In the beginning, native peoples occupied the lands that would one day become the United States of America. How they arrived there is the subject of discussion among experts. They came more than 20,000 years ago, and by 1492 AD, they had established patterns of society. Those of the Northeastern woods, known as the Five Nations, had established dominion over an area running from Maine to Kansas to South Carolina. The Indians of the Plains had each carved out their own territories, which they maintained by peaceful resolutions with each other. The people of the Southwest, in Arizona and New Mexico had two cultures, one nomadic and one for farming. There is no history of war, battle, even fighting during this point in history, among these people. Then the white man arrived. European settlers took over the Indian land like an unexpected plague. They found the Native Americans to be savages, in need of learning and dignity and unsuitable to live among, so they began pushing the Indians west, making room for the settlers coming in from overseas. Among those that were being pushed out of their homes, were the Iroquois of the Northeast and the Plains Indians of the West, and they reacted .

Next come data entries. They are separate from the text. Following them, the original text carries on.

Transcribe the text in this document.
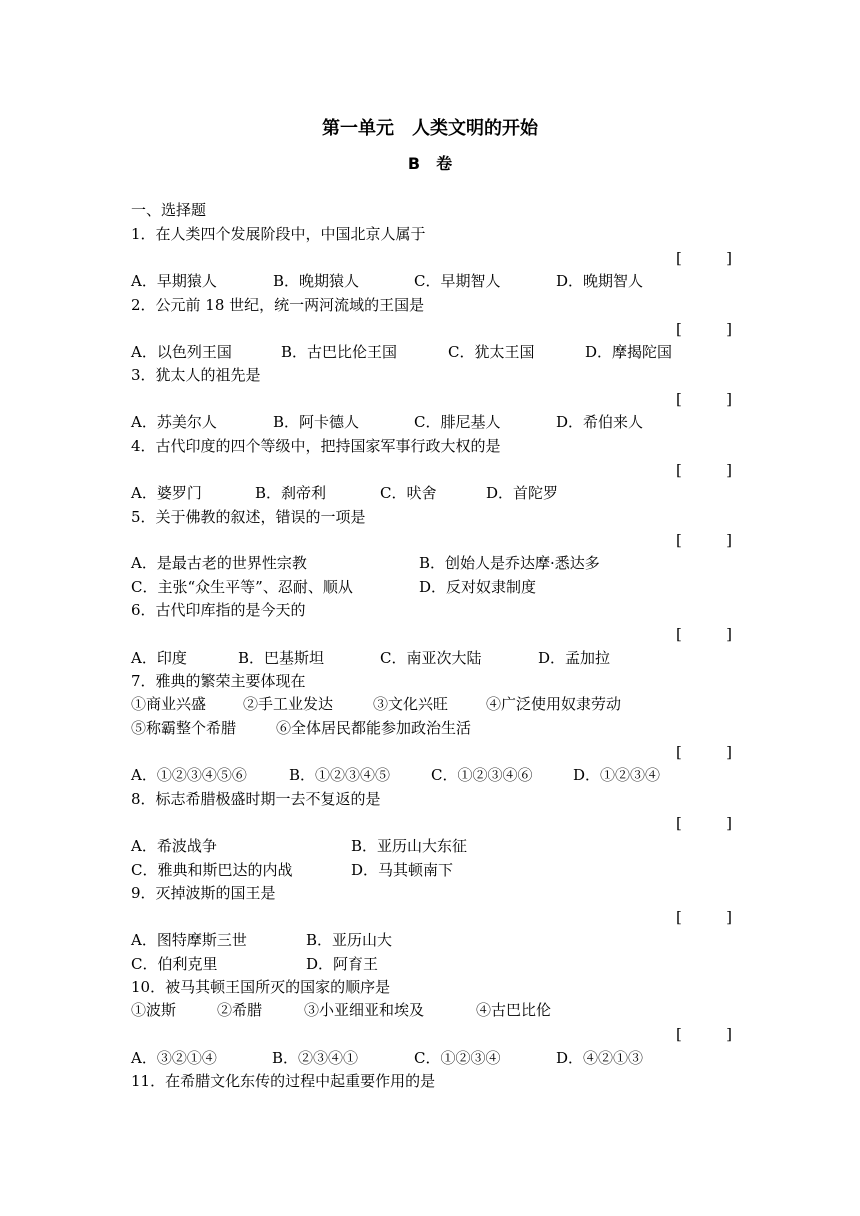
第一单元　人类文明的开始
B　卷
一、选择题
1．在人类四个发展阶段中，中国北京人属于
[	]
A．早期猿人	B．晚期猿人	C．早期智人	D．晚期智人
2．公元前 18 世纪，统一两河流域的王国是
[	]
A．以色列王国	B．古巴比伦王国	C．犹太王国	D．摩揭陀国
3．犹太人的祖先是
[	]
A．苏美尔人	B．阿卡德人	C．腓尼基人	D．希伯来人
4．古代印度的四个等级中，把持国家军事行政大权的是
[	]
A．婆罗门	B．刹帝利	C．吠舍	D．首陀罗
5．关于佛教的叙述，错误的一项是
[	]
A．是最古老的世界性宗教	B．创始人是乔达摩·悉达多
C．主张“众生平等”、忍耐、顺从	D．反对奴隶制度
6．古代印库指的是今天的
[	]
A．印度	B．巴基斯坦	C．南亚次大陆	D．孟加拉
7．雅典的繁荣主要体现在
①商业兴盛 ②手工业发达	③文化兴旺	④广泛使用奴隶劳动
⑤称霸整个希腊	⑥全体居民都能参加政治生活
[	]
A．①②③④⑤⑥	B．①②③④⑤	C．①②③④⑥	D．①②③④
8．标志希腊极盛时期一去不复返的是
[	]
A．希波战争	B．亚历山大东征
C．雅典和斯巴达的内战	D．马其顿南下
9．灭掉波斯的国王是
[	]
A．图特摩斯三世	B．亚历山大
C．伯利克里	D．阿育王
10．被马其顿王国所灭的国家的顺序是
①波斯	②希腊	③小亚细亚和埃及	④古巴比伦
[	]
A．③②①④	B．②③④①	C．①②③④	D．④②①③
11．在希腊文化东传的过程中起重要作用的是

-The Sioux- Made famous in the film "Dances With Wolves", the Sioux, meaning a large group of Native Americans speaking the same language, were the dominant tribe in the high plains of America. They were often divided into three groups; the Lakota, the Cheyenne and the Oglala Sioux. They were a nomadic people who hunted the buffalo that roamed the high plains. They were excellent horseman and hunters, swift and efficient. The buffalo, seen as a sacred being, provided the Sioux with food, clothing, the coverings for their teepee homes, and the raw material for many of their tools. The Sioux were a very peaceful people, yet, if occasion called for it, could become formidable warriors.
-The Cheyenne- Originally from what is now known as northern Minnesota, they had migrated to the high plains by the early 1800's and settled from the Missouri River in the North to the Arkansas River of the South, thus, dividing themselves into two groups, the Northern Cheyenne and the Southern.